Tom Scully (football manager)
Thomas Scully OMI was a Gaelic football manager, priest and schoolteacher. He managed the Offaly county team, where he was pivotal in establishing them as a rising side in the sport.Biography
Scully was a native of Aharney in Tullamore. He had two brothers and six sisters: Ned, Michael, Nance, Mary, Rose, Margaret, Lily and Emily. All bar Emily predeceased him.
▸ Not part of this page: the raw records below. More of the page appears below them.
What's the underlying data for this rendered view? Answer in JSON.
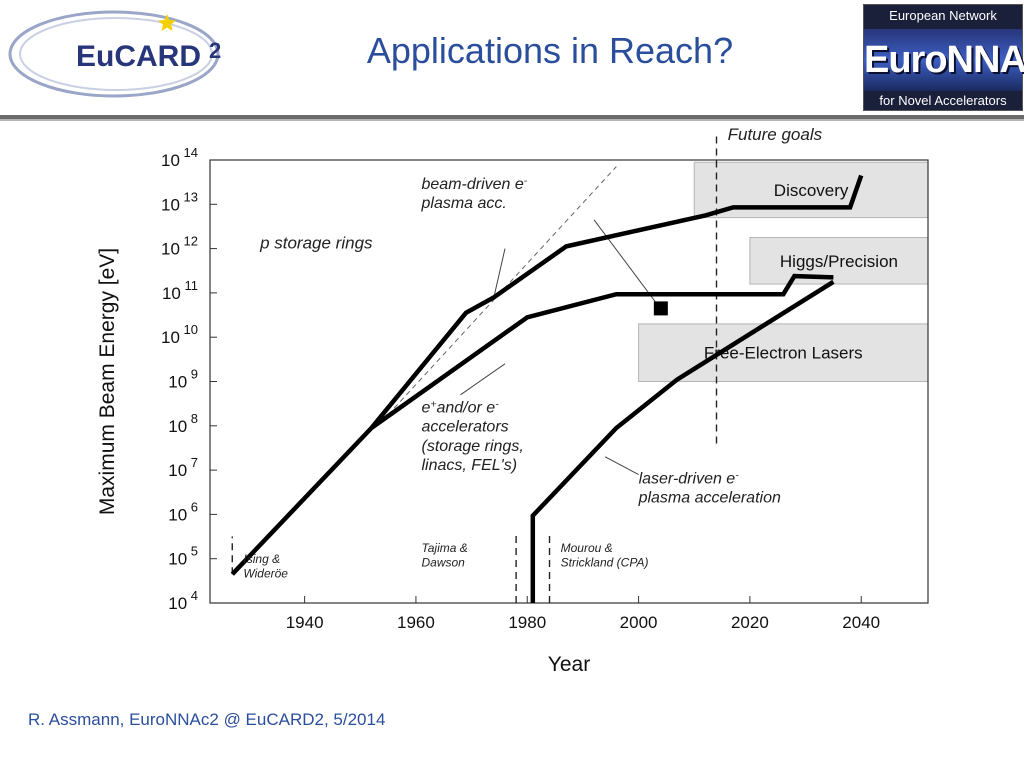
{
  "slide": {
    "title": "Applications in Reach?",
    "footer": "R. Assmann, EuroNNAc2 @ EuCARD2, 5/2014"
  },
  "logos": {
    "left": {
      "text": "EuCARD",
      "superscript": "2",
      "icon": "star-icon"
    },
    "right": {
      "top": "European Network",
      "main": "EuroNNAc",
      "bottom": "for Novel Accelerators"
    }
  },
  "colors": {
    "title": "#2b4e9c",
    "footer": "#2b4e9c",
    "box_fill": "#e3e3e3",
    "star": "#f5d000"
  },
  "chart_data": {
    "type": "line",
    "xlabel": "Year",
    "ylabel": "Maximum Beam Energy [eV]",
    "xlim": [
      1923,
      2052
    ],
    "ylim_log10": [
      4,
      14
    ],
    "log_y": true,
    "x_ticks": [
      1940,
      1960,
      1980,
      2000,
      2020,
      2040
    ],
    "y_tick_exponents": [
      4,
      5,
      6,
      7,
      8,
      9,
      10,
      11,
      12,
      13,
      14
    ],
    "y_tick_base": "10",
    "series": [
      {
        "points": [
          [
            1927,
            4.65
          ],
          [
            1952,
            7.95
          ],
          [
            1969,
            10.55
          ],
          [
            1974,
            10.9
          ],
          [
            1987,
            12.05
          ],
          [
            2012,
            12.75
          ],
          [
            2017,
            12.93
          ],
          [
            2038,
            12.93
          ],
          [
            2040,
            13.65
          ]
        ]
      },
      {
        "points": [
          [
            1952,
            7.95
          ],
          [
            1980,
            10.45
          ],
          [
            1996,
            10.97
          ],
          [
            2026,
            10.97
          ],
          [
            2028,
            11.38
          ],
          [
            2035,
            11.35
          ]
        ]
      },
      {
        "points": [
          [
            1981,
            4.0
          ],
          [
            1981,
            5.97
          ],
          [
            1996,
            7.95
          ],
          [
            2007,
            9.05
          ],
          [
            2035,
            11.25
          ]
        ]
      }
    ],
    "dashed_trend": {
      "points": [
        [
          1955,
          8.25
        ],
        [
          1996,
          13.85
        ]
      ]
    },
    "square_point": {
      "x": 2004,
      "y": 10.65
    },
    "boxes": [
      {
        "label": "Discovery",
        "x0": 2010,
        "x1": 2052,
        "y0": 12.7,
        "y1": 13.95
      },
      {
        "label": "Higgs/Precision",
        "x0": 2020,
        "x1": 2052,
        "y0": 11.2,
        "y1": 12.25
      },
      {
        "label": "Free-Electron Lasers",
        "x0": 2000,
        "x1": 2052,
        "y0": 9.0,
        "y1": 10.3
      }
    ],
    "vlines": [
      {
        "x": 1927,
        "y0": 4.65,
        "y1": 5.5
      },
      {
        "x": 1978,
        "y0": 4.0,
        "y1": 5.6
      },
      {
        "x": 1984,
        "y0": 4.0,
        "y1": 5.6
      },
      {
        "x": 2014,
        "y0": 7.6,
        "y1": 14.6
      }
    ],
    "annotations": [
      {
        "lines": [
          "Future goals"
        ],
        "x": 2016,
        "y": 14.45,
        "size": 17,
        "italic": true
      },
      {
        "lines": [
          "beam-driven e",
          "plasma acc."
        ],
        "sup": "-",
        "x": 1961,
        "y": 13.35,
        "size": 16,
        "italic": true
      },
      {
        "lines": [
          "p storage rings"
        ],
        "x": 1932,
        "y": 12.0,
        "size": 17,
        "italic": true
      },
      {
        "lines": [
          "e",
          "accelerators",
          "(storage rings,",
          "linacs, FEL's)"
        ],
        "first_line_rich": [
          "e",
          "+",
          "and/or e",
          "-"
        ],
        "x": 1961,
        "y": 8.3,
        "size": 16,
        "italic": true
      },
      {
        "lines": [
          "laser-driven e",
          "plasma acceleration"
        ],
        "sup": "-",
        "x": 2000,
        "y": 6.7,
        "size": 16,
        "italic": true
      },
      {
        "lines": [
          "Ising &",
          "Wideröe"
        ],
        "x": 1929,
        "y": 4.9,
        "size": 12,
        "italic": true
      },
      {
        "lines": [
          "Tajima &",
          "Dawson"
        ],
        "x": 1961,
        "y": 5.15,
        "size": 12,
        "italic": true
      },
      {
        "lines": [
          "Mourou &",
          "Strickland (CPA)"
        ],
        "x": 1986,
        "y": 5.15,
        "size": 12,
        "italic": true
      }
    ],
    "leader_lines": [
      [
        [
          1976,
          12.0
        ],
        [
          1974,
          10.9
        ]
      ],
      [
        [
          1992,
          12.65
        ],
        [
          2003,
          10.8
        ]
      ],
      [
        [
          1976,
          9.4
        ],
        [
          1968,
          8.7
        ]
      ],
      [
        [
          2000,
          6.9
        ],
        [
          1994,
          7.3
        ]
      ]
    ]
  }
}
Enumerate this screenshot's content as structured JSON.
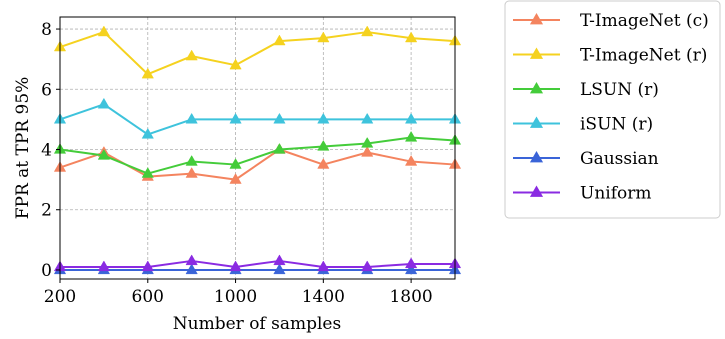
{
  "chart_data": {
    "type": "line",
    "title": "",
    "xlabel": "Number of samples",
    "ylabel": "FPR at TPR 95%",
    "x": [
      200,
      400,
      600,
      800,
      1000,
      1200,
      1400,
      1600,
      1800,
      2000
    ],
    "xlim": [
      200,
      2000
    ],
    "ylim": [
      -0.3,
      8.4
    ],
    "xticks": [
      200,
      600,
      1000,
      1400,
      1800
    ],
    "yticks": [
      0,
      2,
      4,
      6,
      8
    ],
    "grid": true,
    "legend_position": "outside-right",
    "series": [
      {
        "name": "T-ImageNet (c)",
        "color": "#f4845f",
        "values": [
          3.4,
          3.9,
          3.1,
          3.2,
          3.0,
          4.0,
          3.5,
          3.9,
          3.6,
          3.5
        ]
      },
      {
        "name": "T-ImageNet (r)",
        "color": "#f5d21f",
        "values": [
          7.4,
          7.9,
          6.5,
          7.1,
          6.8,
          7.6,
          7.7,
          7.9,
          7.7,
          7.6
        ]
      },
      {
        "name": "LSUN (r)",
        "color": "#44cc3a",
        "values": [
          4.0,
          3.8,
          3.2,
          3.6,
          3.5,
          4.0,
          4.1,
          4.2,
          4.4,
          4.3
        ]
      },
      {
        "name": "iSUN (r)",
        "color": "#3ec3dc",
        "values": [
          5.0,
          5.5,
          4.5,
          5.0,
          5.0,
          5.0,
          5.0,
          5.0,
          5.0,
          5.0
        ]
      },
      {
        "name": "Gaussian",
        "color": "#3a64d8",
        "values": [
          0.0,
          0.0,
          0.0,
          0.0,
          0.0,
          0.0,
          0.0,
          0.0,
          0.0,
          0.0
        ]
      },
      {
        "name": "Uniform",
        "color": "#8a2be2",
        "values": [
          0.1,
          0.1,
          0.1,
          0.3,
          0.1,
          0.3,
          0.1,
          0.1,
          0.2,
          0.2
        ]
      }
    ]
  }
}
During the 1960s, Scully trained the Belcamp College boarding school team in Dublin to three Leinster Schools' Football Championships. He led Offaly to the final of the 1968–69 National Football League, the Leinster Senior Football Championship title and then to the 1969 All-Ireland Senior Football Championship Final, having only taken over that year.
Scully departed for South Africa in 1970 to teach mathematics in Johannesburg. However, apartheid did not suit him and he moved to England instead. While in England he lived in both London and Manchester. He there became involved in the Lancashire GAA. By 1988, Scully had become Director of the Irish Centre in London. He established a day centre for the elderly and encouraged the older Irish to mix with the older English and the older Europeans living there. In May that year, RTÉ's reporter Leo Enright was in Camden Town and Scully spoke to him on camera. He was selected as Offaly Person of the Year in 1989.Later life
By 2018, Scully's eyesight had deteriorated. Based in later life in the House of Retreat in the Dublin suburb of Inchicore, Scully heard confessions and ministered to the sick. He died in Dublin of COVID-19 on the morning of 7 April. He was one month short of his 90th birthday. His death occurred at St James's Hospital. He had been in hospital for less than a week and had spoken over the phone during those final days.